Kafka and the working group stops short of calling the sexual problem an addiction. He says the science just isn't there yet to prove that the behavior is addictive, that it operates the same way as, say, alcohol dependence. Addictions are defined by out-of-control drug use, cravings and activation of the brain's reward centers. There just hasn't been enough research to show that excessive sexual behavior works the same way as drug dependencies, says Dr. Charles O'Brien, the vice-chair of psychiatry at the University of Pennsylvania and director of UPenn's Center for Studies of Addiction.

With someone with extreme sexual behavior, he says, " if you show them porn, it does activate this part of the brain (associated with addiction), but we don't have any evidence that this is associated with a loss of control. In the case of an addict, the brain activation makes them want to go out and use the drug."

Instead, the proposed category would label the behavior as a disorder, more akin to anxiety or depression.
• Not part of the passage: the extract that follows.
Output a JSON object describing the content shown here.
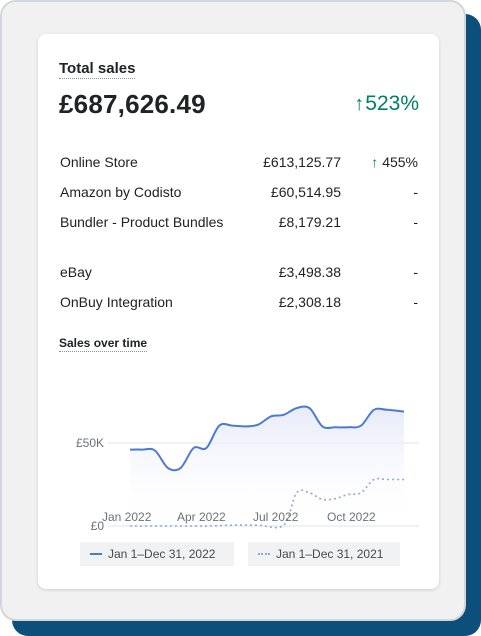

Even without an official category for hypersexuality, people do seek help for this kind of sex problem. Currently most people are treated with fairly standard addiction treatment, says Kafka, which might mean individual therapy or 12-step groups based on chemical dependence quitting programs. An NYT reporter noted that Tiger Woods public apology speech mirrored several steps of the common 12-step recovery program.

Does the treatment work? The scientific literature on treatment varies, says Kafka, and much more study is needed.

Typically, when a new mental disorder gets added into the DSM, its inclusion stimulates a good deal of research on the topic. If accepted, the new definition could help garner more scientific attention.